Single by Modest Mouse

from the album Good News for People Who Love Bad News
- Released: August 23, 2004
- Length: 3:49
- Label: Epic
- Songwriters: Isaac Brock; Dann Gallucci; Eric Judy; Benjamin Weikel;
- Producer: Dennis Herring

Modest Mouse singles chronology
| "Float On" (2004) | "Ocean Breathes Salty" (2004) | "The World at Large" (2005) |

= Ocean Breathes Salty =

"Ocean Breathes Salty" is a song by American rock band Modest Mouse, released on August 23, 2004 as the second single from their fourth studio album Good News for People Who Love Bad News.

==Cover art==
On the front cover of both releases of the single, one of the band's icons (an upside down hot air balloon with an anchor) can be seen.

==Music video==
The music video for "Ocean Breathes Salty" was directed by Chris Milk. The video shows a young boy finding a bird with a broken wing, which throughout the video becomes lead singer Isaac Brock. The boy patches up the bird and shows it to his mother, who is disgusted. She tries to take the bird away, and then the boy runs away and spends the night in a field with the bird where he dreams that he can play with it when it heals. When he wakes up, he finds that the bird has died, and he buries it.

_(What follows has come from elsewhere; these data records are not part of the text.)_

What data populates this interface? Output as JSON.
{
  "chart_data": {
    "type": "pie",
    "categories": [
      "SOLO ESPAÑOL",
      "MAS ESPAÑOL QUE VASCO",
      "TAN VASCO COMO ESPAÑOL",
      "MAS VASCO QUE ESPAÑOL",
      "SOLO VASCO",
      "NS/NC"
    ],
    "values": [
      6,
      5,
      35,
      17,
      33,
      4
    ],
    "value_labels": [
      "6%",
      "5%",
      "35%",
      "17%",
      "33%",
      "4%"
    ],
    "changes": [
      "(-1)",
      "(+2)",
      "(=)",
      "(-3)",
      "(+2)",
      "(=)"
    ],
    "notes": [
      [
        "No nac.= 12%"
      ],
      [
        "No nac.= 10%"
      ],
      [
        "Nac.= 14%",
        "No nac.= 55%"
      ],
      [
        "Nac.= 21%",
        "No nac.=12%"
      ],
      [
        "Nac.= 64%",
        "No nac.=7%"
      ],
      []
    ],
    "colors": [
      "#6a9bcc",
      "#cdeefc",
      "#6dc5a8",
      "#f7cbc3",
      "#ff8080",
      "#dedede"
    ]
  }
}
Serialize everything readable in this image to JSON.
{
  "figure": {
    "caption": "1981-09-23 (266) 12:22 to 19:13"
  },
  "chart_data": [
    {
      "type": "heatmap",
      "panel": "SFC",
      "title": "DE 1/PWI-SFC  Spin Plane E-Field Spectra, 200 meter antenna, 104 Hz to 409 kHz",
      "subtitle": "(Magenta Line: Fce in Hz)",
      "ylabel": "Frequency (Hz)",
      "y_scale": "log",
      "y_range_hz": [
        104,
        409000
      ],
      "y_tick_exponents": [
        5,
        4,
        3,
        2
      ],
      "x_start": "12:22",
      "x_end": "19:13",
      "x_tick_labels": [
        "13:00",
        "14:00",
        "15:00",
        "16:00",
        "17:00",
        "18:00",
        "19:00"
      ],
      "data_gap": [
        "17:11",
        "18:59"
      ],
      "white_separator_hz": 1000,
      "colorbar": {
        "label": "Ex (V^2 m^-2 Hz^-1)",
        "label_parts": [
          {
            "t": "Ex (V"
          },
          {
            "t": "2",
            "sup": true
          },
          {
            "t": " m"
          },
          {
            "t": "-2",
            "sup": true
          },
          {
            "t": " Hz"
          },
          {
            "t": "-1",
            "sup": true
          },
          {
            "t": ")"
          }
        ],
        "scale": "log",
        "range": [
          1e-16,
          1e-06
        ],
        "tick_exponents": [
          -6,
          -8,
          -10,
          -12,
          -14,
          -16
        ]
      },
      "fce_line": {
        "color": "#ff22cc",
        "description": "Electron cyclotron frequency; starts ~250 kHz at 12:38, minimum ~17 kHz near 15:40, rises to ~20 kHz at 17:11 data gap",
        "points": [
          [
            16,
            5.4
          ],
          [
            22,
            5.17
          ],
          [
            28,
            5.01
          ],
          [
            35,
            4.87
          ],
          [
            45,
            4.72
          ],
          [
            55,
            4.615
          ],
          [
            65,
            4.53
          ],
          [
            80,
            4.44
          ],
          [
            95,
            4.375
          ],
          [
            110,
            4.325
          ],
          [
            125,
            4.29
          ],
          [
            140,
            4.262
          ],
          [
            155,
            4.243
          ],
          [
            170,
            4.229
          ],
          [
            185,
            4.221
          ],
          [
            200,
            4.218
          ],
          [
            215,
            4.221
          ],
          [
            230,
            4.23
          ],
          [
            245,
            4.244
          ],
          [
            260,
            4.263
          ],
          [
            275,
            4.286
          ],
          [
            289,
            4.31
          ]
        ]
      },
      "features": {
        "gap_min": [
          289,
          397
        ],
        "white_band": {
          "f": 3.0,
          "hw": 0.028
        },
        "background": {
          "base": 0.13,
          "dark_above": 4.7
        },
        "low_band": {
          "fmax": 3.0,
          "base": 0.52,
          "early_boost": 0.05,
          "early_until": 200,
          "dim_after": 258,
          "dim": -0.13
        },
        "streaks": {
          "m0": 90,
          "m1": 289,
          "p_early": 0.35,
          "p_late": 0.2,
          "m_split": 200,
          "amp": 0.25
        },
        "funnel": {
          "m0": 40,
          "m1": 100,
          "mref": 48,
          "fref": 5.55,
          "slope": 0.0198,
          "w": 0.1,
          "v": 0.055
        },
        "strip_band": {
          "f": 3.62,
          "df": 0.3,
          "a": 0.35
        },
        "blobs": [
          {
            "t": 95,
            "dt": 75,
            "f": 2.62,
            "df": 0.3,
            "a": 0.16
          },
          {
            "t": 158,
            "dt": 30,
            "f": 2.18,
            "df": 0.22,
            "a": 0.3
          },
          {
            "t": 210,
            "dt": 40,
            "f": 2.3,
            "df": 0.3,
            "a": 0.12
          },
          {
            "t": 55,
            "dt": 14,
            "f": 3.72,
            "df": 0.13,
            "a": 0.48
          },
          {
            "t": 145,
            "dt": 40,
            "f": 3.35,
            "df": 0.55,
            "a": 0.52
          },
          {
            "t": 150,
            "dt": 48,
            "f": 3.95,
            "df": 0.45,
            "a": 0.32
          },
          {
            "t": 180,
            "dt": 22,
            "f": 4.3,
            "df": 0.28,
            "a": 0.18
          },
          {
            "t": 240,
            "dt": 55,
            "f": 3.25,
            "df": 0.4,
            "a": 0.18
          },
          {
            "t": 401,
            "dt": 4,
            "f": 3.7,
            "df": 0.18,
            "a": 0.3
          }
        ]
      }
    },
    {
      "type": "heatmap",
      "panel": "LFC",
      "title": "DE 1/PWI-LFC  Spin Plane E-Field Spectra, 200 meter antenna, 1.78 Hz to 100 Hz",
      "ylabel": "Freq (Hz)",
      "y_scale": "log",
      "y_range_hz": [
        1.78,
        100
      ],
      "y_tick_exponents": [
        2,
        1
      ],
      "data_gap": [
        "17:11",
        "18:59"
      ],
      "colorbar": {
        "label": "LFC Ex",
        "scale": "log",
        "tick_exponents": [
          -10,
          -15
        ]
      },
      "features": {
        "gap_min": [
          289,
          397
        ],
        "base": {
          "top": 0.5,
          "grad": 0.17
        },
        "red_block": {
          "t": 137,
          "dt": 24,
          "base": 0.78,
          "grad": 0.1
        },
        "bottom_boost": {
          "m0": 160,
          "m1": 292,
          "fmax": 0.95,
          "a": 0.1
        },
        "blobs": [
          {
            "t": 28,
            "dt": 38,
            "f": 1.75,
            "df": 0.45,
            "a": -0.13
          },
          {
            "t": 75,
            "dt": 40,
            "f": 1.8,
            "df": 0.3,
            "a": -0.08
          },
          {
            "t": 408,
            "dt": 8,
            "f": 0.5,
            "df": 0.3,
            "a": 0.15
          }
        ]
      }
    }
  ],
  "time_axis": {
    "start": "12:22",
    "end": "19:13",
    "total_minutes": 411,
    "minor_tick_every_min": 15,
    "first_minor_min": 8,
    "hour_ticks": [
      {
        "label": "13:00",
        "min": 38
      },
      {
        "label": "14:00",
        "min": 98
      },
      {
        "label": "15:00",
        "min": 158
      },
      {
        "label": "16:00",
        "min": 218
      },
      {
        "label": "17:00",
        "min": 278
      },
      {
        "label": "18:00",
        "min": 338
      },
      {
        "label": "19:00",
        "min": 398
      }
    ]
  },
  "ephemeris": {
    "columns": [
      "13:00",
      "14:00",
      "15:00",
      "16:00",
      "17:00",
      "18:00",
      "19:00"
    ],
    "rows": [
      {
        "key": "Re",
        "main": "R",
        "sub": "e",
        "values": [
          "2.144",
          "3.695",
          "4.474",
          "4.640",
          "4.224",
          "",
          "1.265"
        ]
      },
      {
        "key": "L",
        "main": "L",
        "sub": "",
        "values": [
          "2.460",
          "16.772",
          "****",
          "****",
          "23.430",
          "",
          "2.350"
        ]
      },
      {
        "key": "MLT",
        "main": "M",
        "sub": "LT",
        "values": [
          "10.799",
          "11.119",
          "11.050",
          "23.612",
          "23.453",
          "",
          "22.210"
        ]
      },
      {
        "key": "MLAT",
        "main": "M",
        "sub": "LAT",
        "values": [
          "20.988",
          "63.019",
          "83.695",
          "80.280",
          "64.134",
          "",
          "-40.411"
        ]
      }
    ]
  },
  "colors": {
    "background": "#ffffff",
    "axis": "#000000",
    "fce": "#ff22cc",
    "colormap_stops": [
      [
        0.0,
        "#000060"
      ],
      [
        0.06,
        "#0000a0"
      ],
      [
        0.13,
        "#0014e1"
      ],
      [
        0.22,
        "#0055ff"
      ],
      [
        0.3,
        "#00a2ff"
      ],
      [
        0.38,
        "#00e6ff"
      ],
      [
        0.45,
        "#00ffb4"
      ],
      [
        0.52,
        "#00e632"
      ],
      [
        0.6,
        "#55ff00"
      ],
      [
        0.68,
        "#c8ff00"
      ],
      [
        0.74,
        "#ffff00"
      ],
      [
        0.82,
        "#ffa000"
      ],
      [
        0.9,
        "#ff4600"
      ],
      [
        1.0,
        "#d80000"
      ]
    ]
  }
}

As he walks away, the band, all dressed up as animals, appear and finish the song, then disappear.

==Track listing==

CD
| No. | Title | Length |
|---|---|---|
| 1. | "Ocean Breathes Salty" | 3:47 |
| 2. | "Float On" (Live Studio) | 3:38 |

Enhanced CD
| No. | Title | Length |
|---|---|---|
| 1. | "Ocean Breathes Salty" | 3:47 |
| 2. | "Float On" (Live Studio) | 3:38 |
| 3. | "Ocean Breathes Salty" (Live Studio) | 3:52 |
| 4. | "Ocean Breathes Salty" (Video) | 3:47 |

==Personnel==
- Isaac Brock – vocals, guitar
- Eric Judy – bass guitar
- Dann Gallucci – guitar, keyboards
- Benjamin Weikel – drums

==Charts==

===Weekly charts===

Weekly chart performance for "Ocean Breathes Salty"
| Chart (2004) | Peak position |
|---|---|
| UK Singles (OCC) | 96 |
| US Alternative Airplay (Billboard) | 6 |

===Year-end charts===

2004 year-end chart performance for "Ocean Breathes Salty"
| Chart (2004) | Position |
|---|---|
| US Modern Rock Tracks (Billboard) | 66 |

2005 year-end chart performance for "Ocean Breathes Salty"
| Chart (2005) | Position |
|---|---|
| US Modern Rock Tracks (Billboard) | 51 |

==Certifications==

Certifications for "Ocean Breathes Salty"
| Region | Certification | Certified units/sales |
| United States (RIAA) | Gold | 500,000^{*} |
^{*} Sales figures based on certification alone.